At the time Fowler made his bid for "the land advertised for sale today," it was being advertised as "eighty-six acres, more or *Page 221 less, . . bounded . . east by lands of Fowler and lands of Birt Owens," etc. The recital that it was bounded on the east by lands of Fowler was at the time an accurate statement in point of law. Although certain litigation had been instituted by the representative of the Potter estate to set aside a judgment previously obtained by Fowler, as well as a deed conveying to him the 42-acre tract, which was east of the 86-acre tract, and certain temporary restraining and interlocutory orders had been issued against him by the court, the legal title to the 42-acre tract still remained in Fowler. It is clear, therefore, that the receiver's advertisement did not purport to be notice of a sale of any land embraced in the 42-acre tract, and that only land of the Potter estate, south and west of such tract, was being advertised for sale. Hence, in making his bid through counsel for "the land advertised for sale today," Fowler necessarily committed himself to an acceptance of the tract south and west of the 42-acre tract, with no thought of bidding on land the title to which was at that time in himself.

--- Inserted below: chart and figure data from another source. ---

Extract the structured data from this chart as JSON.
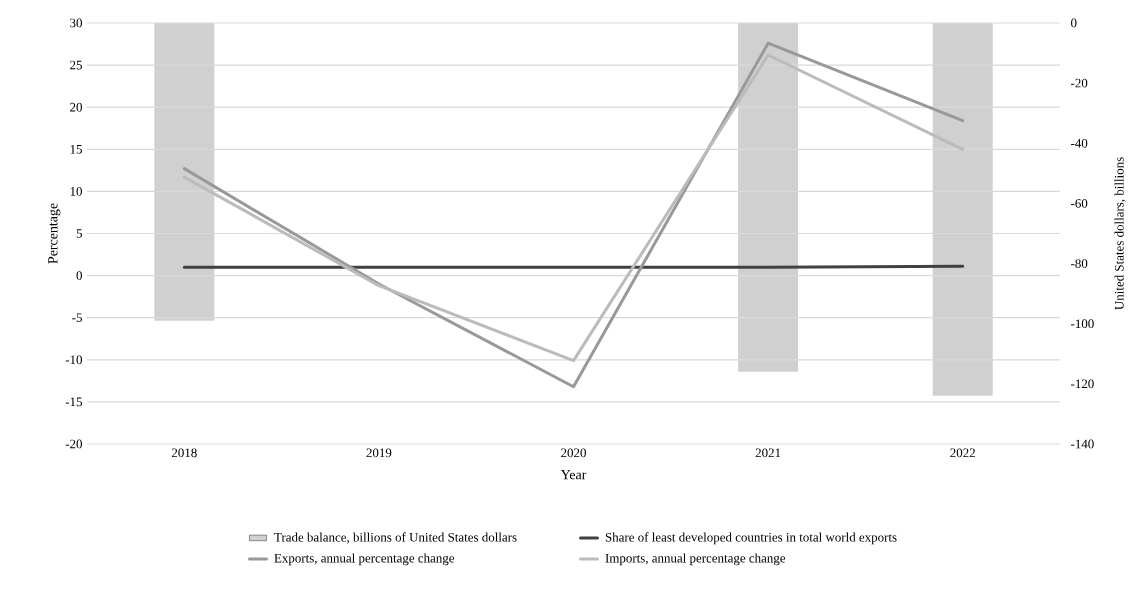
{
  "chart_data": {
    "type": "line",
    "xlabel": "Year",
    "ylabel": "Percentage",
    "y2label": "United States dollars, billions",
    "categories": [
      "2018",
      "2019",
      "2020",
      "2021",
      "2022"
    ],
    "series": [
      {
        "name": "Trade balance, billions of United States dollars",
        "type": "bar",
        "axis": "y2",
        "color": "#d0d0d0",
        "values": [
          -99,
          null,
          null,
          -116,
          -124
        ]
      },
      {
        "name": "Share of least developed countries in total world exports",
        "color": "#404040",
        "values": [
          1.0,
          1.0,
          1.0,
          1.0,
          1.1
        ]
      },
      {
        "name": "Exports, annual percentage change",
        "color": "#999999",
        "values": [
          12.7,
          -1.0,
          -13.2,
          27.6,
          18.4
        ]
      },
      {
        "name": "Imports, annual percentage change",
        "color": "#bbbbbb",
        "values": [
          11.7,
          -1.2,
          -10.1,
          26.2,
          15.0
        ]
      }
    ],
    "ylim": [
      -20,
      30
    ],
    "yticks": [
      -20,
      -15,
      -10,
      -5,
      0,
      5,
      10,
      15,
      20,
      25,
      30
    ],
    "y2lim": [
      -140,
      0
    ],
    "y2ticks": [
      -140,
      -120,
      -100,
      -80,
      -60,
      -40,
      -20,
      0
    ],
    "grid": "y",
    "legend": "bottom",
    "marker": "none",
    "line_style": "solid"
  }
}
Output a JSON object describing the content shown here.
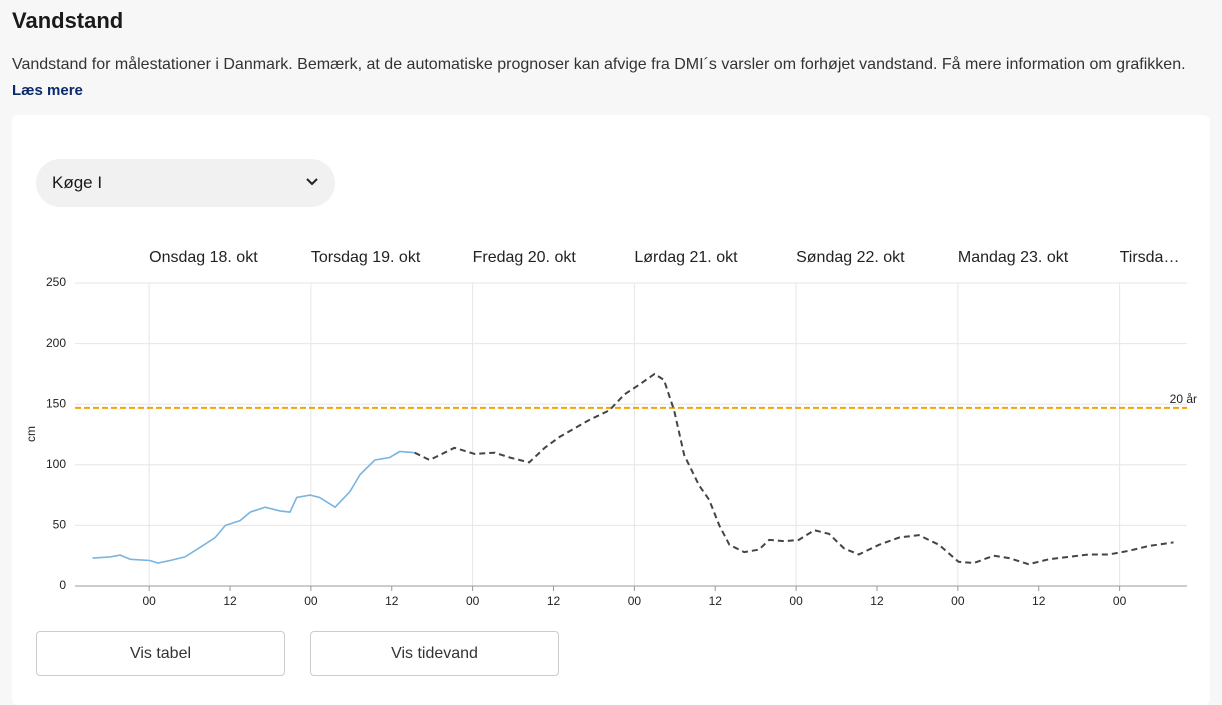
{
  "header": {
    "title": "Vandstand",
    "description": "Vandstand for målestationer i Danmark. Bemærk, at de automatiske prognoser kan afvige fra DMI´s varsler om forhøjet vandstand. Få mere information om grafikken.",
    "link": "Læs mere"
  },
  "station_select": {
    "label": "Køge I"
  },
  "chart_data": {
    "type": "line",
    "y_label": "cm",
    "xlim": [
      -11,
      154
    ],
    "xticks": [
      {
        "value": 0,
        "label": "00"
      },
      12,
      {
        "value": 24,
        "label": "00"
      },
      12,
      {
        "value": 48,
        "label": "00"
      },
      12,
      {
        "value": 72,
        "label": "00"
      },
      12,
      {
        "value": 96,
        "label": "00"
      },
      12,
      {
        "value": 120,
        "label": "00"
      },
      12,
      {
        "value": 144,
        "label": "00"
      }
    ],
    "ylim": [
      0,
      250
    ],
    "yticks": [
      0,
      50,
      100,
      150,
      200,
      250
    ],
    "grid": true,
    "day_labels": [
      {
        "value": 0,
        "label": "Onsdag 18. okt"
      },
      {
        "value": 24,
        "label": "Torsdag 19. okt"
      },
      {
        "value": 48,
        "label": "Fredag 20. okt"
      },
      {
        "value": 72,
        "label": "Lørdag 21. okt"
      },
      {
        "value": 96,
        "label": "Søndag 22. okt"
      },
      {
        "value": 120,
        "label": "Mandag 23. okt"
      },
      {
        "value": 144,
        "label": "Tirsda…"
      }
    ],
    "threshold": {
      "value": 147,
      "label": "20 år",
      "color": "#f0a500"
    },
    "series": [
      {
        "color": "#7ab4e0",
        "style": "solid",
        "x": [
          -8.4,
          -5.8,
          -4.3,
          -2.8,
          0.1,
          1.3,
          3.1,
          5.3,
          7.6,
          9.8,
          11.3,
          13.5,
          15,
          17.2,
          19.4,
          20.9,
          21.9,
          23.9,
          25.3,
          27.6,
          29.8,
          31.3,
          33.5,
          35.7,
          37.2,
          39.4
        ],
        "values": [
          23,
          24,
          25.5,
          22,
          21,
          19,
          21,
          24,
          32,
          40,
          50,
          54,
          61,
          65,
          62,
          61,
          73,
          75,
          73,
          65,
          78,
          92,
          104,
          106,
          111,
          110
        ]
      },
      {
        "color": "#444444",
        "style": "dashed",
        "x": [
          39.4,
          41.6,
          43.1,
          45.3,
          48.3,
          51.3,
          53.5,
          56.4,
          58.7,
          60.9,
          63.1,
          65.3,
          68.3,
          70.5,
          72.7,
          75,
          76.4,
          77.9,
          79.4,
          81.6,
          83.1,
          84.6,
          86.1,
          88.3,
          90.5,
          92,
          94.2,
          96.4,
          98.7,
          100.9,
          103.1,
          105.3,
          108.3,
          111.3,
          114.2,
          117.2,
          120.1,
          122.4,
          125.3,
          127.6,
          130.5,
          133.5,
          136.4,
          139.4,
          142.4,
          145.3,
          148.3,
          152
        ],
        "values": [
          110,
          104,
          108,
          114,
          109,
          110,
          106,
          102,
          114,
          123,
          130,
          137,
          145,
          158,
          166,
          175,
          170,
          145,
          108,
          83,
          71,
          50,
          34,
          28,
          30,
          38,
          37,
          38,
          46,
          43,
          31,
          26,
          34,
          40,
          42,
          34,
          20,
          19,
          25,
          23,
          18,
          22,
          24,
          26,
          26,
          29,
          33,
          36
        ]
      }
    ]
  },
  "buttons": [
    "Vis tabel",
    "Vis tidevand"
  ]
}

The order of the court approving such bid from Fowler, while using a description somewhat at variance with that employed in the advertisement, shows by its express language an intention to approve the acceptance of a bid which, as we have stated above, could reasonably have no relation to any land embraced in the 42-acre tract. The fact, therefore, that the court, in authorizing the receiver to make and execute a deed conveying "86 acres of land," instead of "eighty-six acres, more or less," of the Potter estate as advertised can not reasonably be construed to evidence an intention of the court to approve a sale of more land than was being advertised for sale, but the order must be construed as approving the bid as made, to wit, for land west of the 42-acre tract.

The receiver's deed to Fowler purports to convey an 86-acre tract of land, but limits the boundary on the east by other lands of the Potter estate. Admittedly the only other land ever owned by the Potter estate east of and adjoining the 86-acre tract was the 42-acre tract. At the moment of the execution of the deed by the receiver, which, according to the recitals in the quitclaim deed from Fowler to the receiver, was anterior in point of time to the execution of the deed by the receiver to Fowler on the same day, the title to the 42-acre tract was in Fowler. Therefore the statement in the receiver's deed that the land conveyed to Fowler was bounded *Page 222 on the cast by other lands of the Potter estate was literally incorrect. But until Fowler acquired his deed to such 42-acre tract in 1935 the land belonged to the Potter estate, and the fact that it was this 42-acre tract by which the 86-acre tract was bounded on the east can not be disputed by the record. Fowler's deed quitclaimed "all of the property, both real and personal, of the estate of Mrs. Fannie E. Potter, deceased, except that portion thereof deeded this day by" the receiver "in pursuance of an order of the Superior Court of Clarke County," and therefore left him without the title he formerly held to the 42-acre tract, and evidences an intention that his bid did not relate to any portion of the 42-acre tract. We reach the conclusion that the deed from the receiver to Fowler on February 8, 1941, upon being construed with the other documentary evidence above discussed, did not convey any part of the 42-acre tract. Fowler had no title to the 42-acre tract to convey to Cash and his wife, and they claim no title save from him. A finding was demanded as a matter of law that the admitted possession by Fowler's grantees, Cash and his wife, of 20 acres of such tract was an interference with the possession by the receiver of lands belonging to the Potter estate. The finding of the jury that Cash and his wife were not interfering with the receiver's possession was unauthorized. The court erred in overruling the general grounds of the motion for new trial. Since the above ruling disposes of the case on a question of law, we deem it unnecessary to pass upon the special grounds of the motion for new trial.

Judgment reversed. All the Justices concur.